What do you appreciate?
Audra McDonald: What I appreciate about achievement is that — any sort of achievement — that in the end, if you were truest to yourself, that is what’s going to put it over into the edge into that achievement. Which means all it takes is a true acknowledgement of your own self, of your own worth, of your own dream that you can write your own story, and then with the village and the hard work and the opportunity, you can achieve. So I guess what I know now that I definitely didn’t know as a child, is that being truest to yourself is the greatest weapon in the war to achieve. But that sounds really negative, but in conquering or achieving something. I think, as a child, I thought I had to be somebody else. What I tell kids all the time now, and students that want to perform and, “What do I do? Who do I study? How do I… ?” Find out who you are. It sounds cheesy, it sounds cliché, but it’s cliché for a reason. Because that’s what’s most special. That’s where the gold is. We don’t need another Barbra Streisand. We don’t need another Judy Garland. We needyou.

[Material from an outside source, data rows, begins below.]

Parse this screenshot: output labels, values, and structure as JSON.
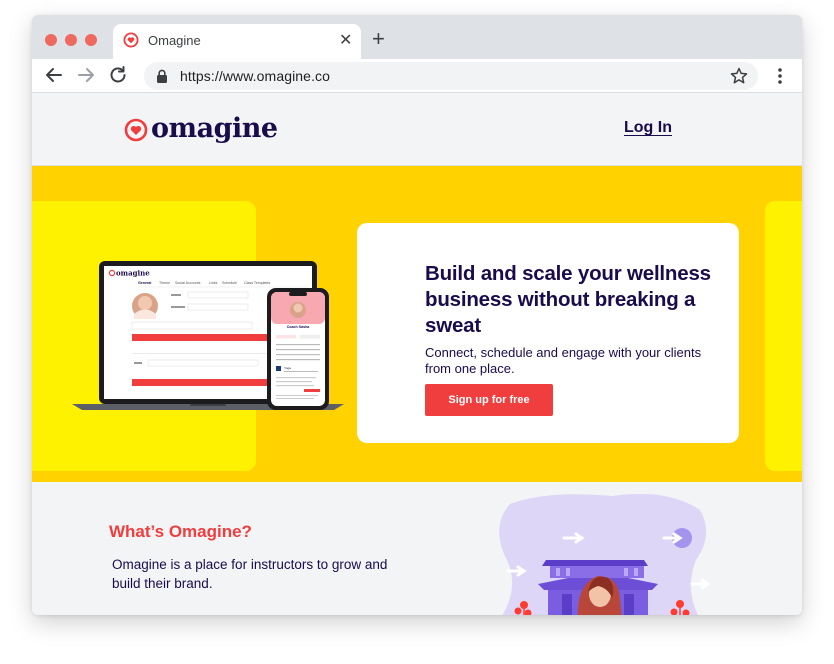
{
  "browser": {
    "tab_title": "Omagine",
    "url": "https://www.omagine.co"
  },
  "header": {
    "logo_text": "omagine",
    "login_label": "Log In"
  },
  "hero": {
    "headline": "Build and scale your wellness business without breaking a sweat",
    "subhead": "Connect, schedule and engage with your clients from one place.",
    "cta_label": "Sign up for free"
  },
  "mockup": {
    "laptop_logo": "omagine",
    "laptop_tabs": [
      "General",
      "Theme",
      "Social Accounts",
      "Links",
      "Schedule",
      "Class Templates"
    ],
    "phone_name": "Coach Sasha",
    "phone_title": "Yoga"
  },
  "about": {
    "title": "What’s Omagine?",
    "text": "Omagine is a place for instructors to grow and build their brand."
  },
  "colors": {
    "brand_navy": "#1a0b4b",
    "brand_red": "#f03d3d",
    "hero_yellow": "#ffd200",
    "panel_yellow": "#fff200"
  }
}
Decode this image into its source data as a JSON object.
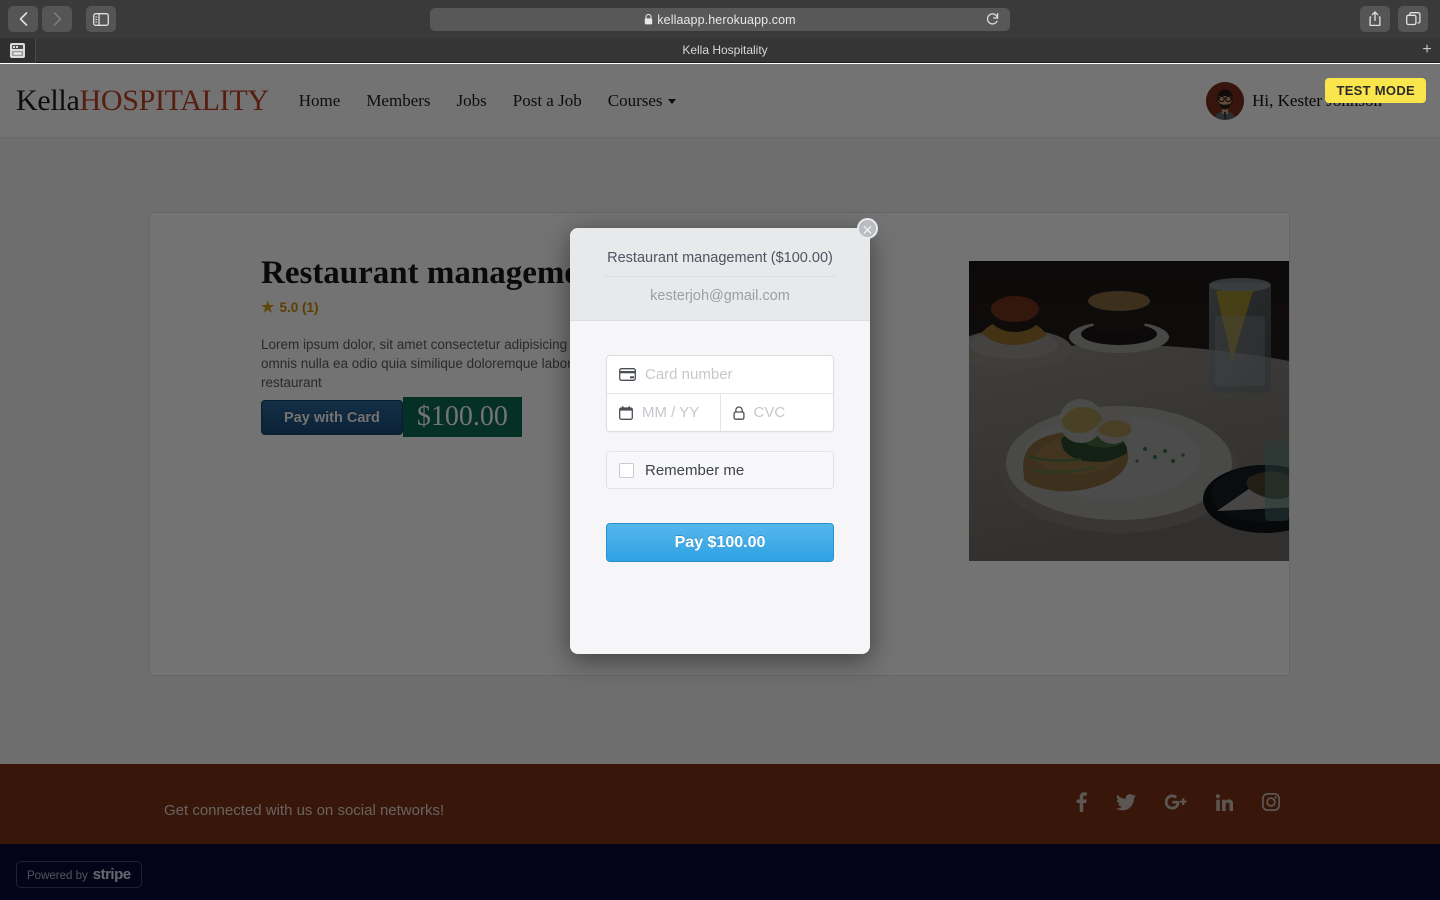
{
  "browser": {
    "url": "kellaapp.herokuapp.com",
    "back_label": "Back",
    "forward_label": "Forward",
    "sidebar_label": "Show Sidebar",
    "share_label": "Share",
    "tabs_overview_label": "Tab Overview",
    "reload_label": "Reload",
    "tab_title": "Kella Hospitality",
    "new_tab_label": "+"
  },
  "site": {
    "logo_primary": "Kella",
    "logo_secondary": "HOSPITALITY",
    "nav": [
      {
        "label": "Home"
      },
      {
        "label": "Members"
      },
      {
        "label": "Jobs"
      },
      {
        "label": "Post a Job"
      },
      {
        "label": "Courses",
        "has_caret": true
      }
    ],
    "greeting": "Hi, Kester Johnson",
    "test_mode_badge": "TEST MODE"
  },
  "course": {
    "title": "Restaurant management",
    "rating_value": "5.0 (1)",
    "star_glyph": "★",
    "description": "Lorem ipsum dolor, sit amet consectetur adipisicing elit. Id numquam quas, voluptates omnis nulla ea odio quia similique doloremque laborum. Learn how to manage a restaurant",
    "pay_button_label": "Pay with Card",
    "price_label": "$100.00"
  },
  "footer": {
    "social_text": "Get connected with us on social networks!",
    "social_icons": [
      {
        "name": "facebook"
      },
      {
        "name": "twitter"
      },
      {
        "name": "google-plus"
      },
      {
        "name": "linkedin"
      },
      {
        "name": "instagram"
      }
    ],
    "stripe_powered_by": "Powered by",
    "stripe_wordmark": "stripe"
  },
  "modal": {
    "title": "Restaurant management ($100.00)",
    "email": "kesterjoh@gmail.com",
    "close_glyph": "✕",
    "card_number_placeholder": "Card number",
    "card_number_value": "",
    "expiry_placeholder": "MM / YY",
    "expiry_value": "",
    "cvc_placeholder": "CVC",
    "cvc_value": "",
    "remember_label": "Remember me",
    "remember_checked": false,
    "pay_label": "Pay $100.00"
  },
  "colors": {
    "brand_orange": "#bf4423",
    "footer_brown": "#7c3217",
    "stripe_navy": "#0b0b38",
    "stripe_blue": "#2fa2e4",
    "price_green": "#0d6b52",
    "test_mode_yellow": "#fbe54c",
    "star_gold": "#d4a017"
  }
}
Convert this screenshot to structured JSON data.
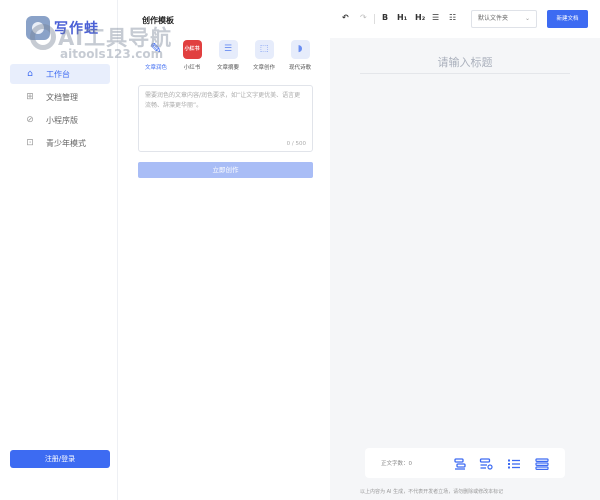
{
  "sidebar": {
    "logo_text": "写作蛙",
    "items": [
      {
        "label": "工作台",
        "icon": "home-icon",
        "active": true
      },
      {
        "label": "文档管理",
        "icon": "document-grid-icon",
        "active": false
      },
      {
        "label": "小程序版",
        "icon": "miniprogram-icon",
        "active": false
      },
      {
        "label": "青少年模式",
        "icon": "youth-mode-icon",
        "active": false
      }
    ],
    "login_label": "注册/登录"
  },
  "watermark": {
    "main": "AI工具导航",
    "sub": "aitools123.com"
  },
  "panel": {
    "title": "创作模板",
    "templates": [
      {
        "label": "文章润色",
        "icon": "pen-icon",
        "icon_text": "✎",
        "active": true
      },
      {
        "label": "小红书",
        "icon": "xiaohongshu-icon",
        "icon_text": "小红书",
        "active": false
      },
      {
        "label": "文章摘要",
        "icon": "summary-icon",
        "icon_text": "☰",
        "active": false
      },
      {
        "label": "文章创作",
        "icon": "create-icon",
        "icon_text": "⬚",
        "active": false
      },
      {
        "label": "现代诗歌",
        "icon": "poetry-icon",
        "icon_text": "◗",
        "active": false
      }
    ],
    "textarea": {
      "placeholder": "需要润色的文章内容/润色要求，如“让文字更优美、语言更流畅、辞藻更华丽”。",
      "count": "0 / 500"
    },
    "create_label": "立即创作"
  },
  "toolbar": {
    "undo": "↶",
    "redo": "↷",
    "bold": "B",
    "h1": "H₁",
    "h2": "H₂",
    "bullet_list": "☰",
    "ordered_list": "☷",
    "folder_value": "默认文件夹",
    "new_doc_label": "新建文档"
  },
  "editor": {
    "title_placeholder": "请输入标题",
    "word_count_label": "正文字数：",
    "word_count": "0",
    "footer_note": "以上内容为 AI 生成，不代表开发者立场，请勿删除或修改本标记"
  },
  "colors": {
    "accent": "#3d6bf2",
    "accent_light": "#a9bdf6",
    "editor_bg": "#f5f6f8"
  }
}
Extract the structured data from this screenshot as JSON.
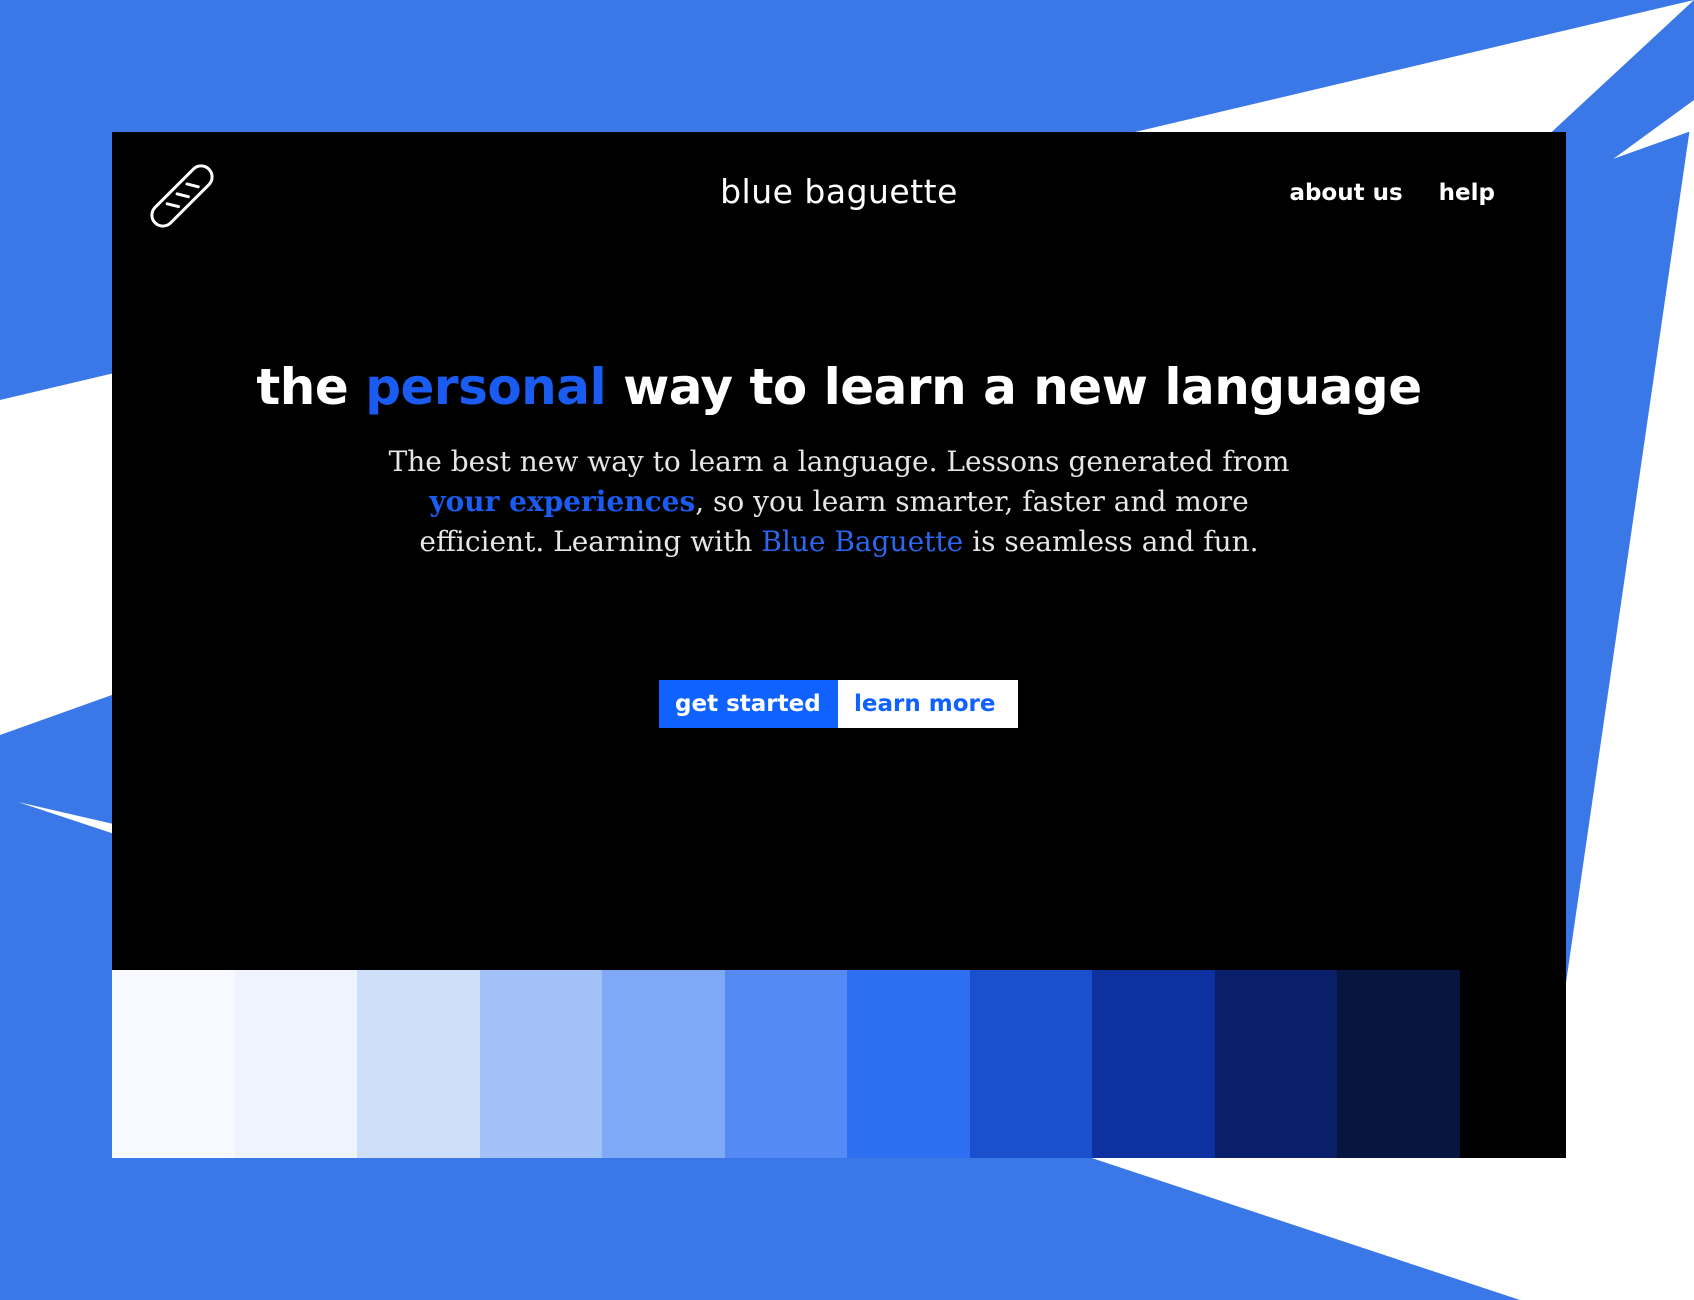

What does the American Dream mean to you?
Audra McDonald: I think every human being has a dream. I think what’s special about the American Dream is that it implies, given everything that’s happened with the history of America, that there is the opportunity to make your dream come true. So I think America signifies opportunity. I don’t think we necessarily have cornered the market on dreams. That’s a human thing. But I think opportunity is what the American Dream is about.
Great. Thank you so much for speaking with us.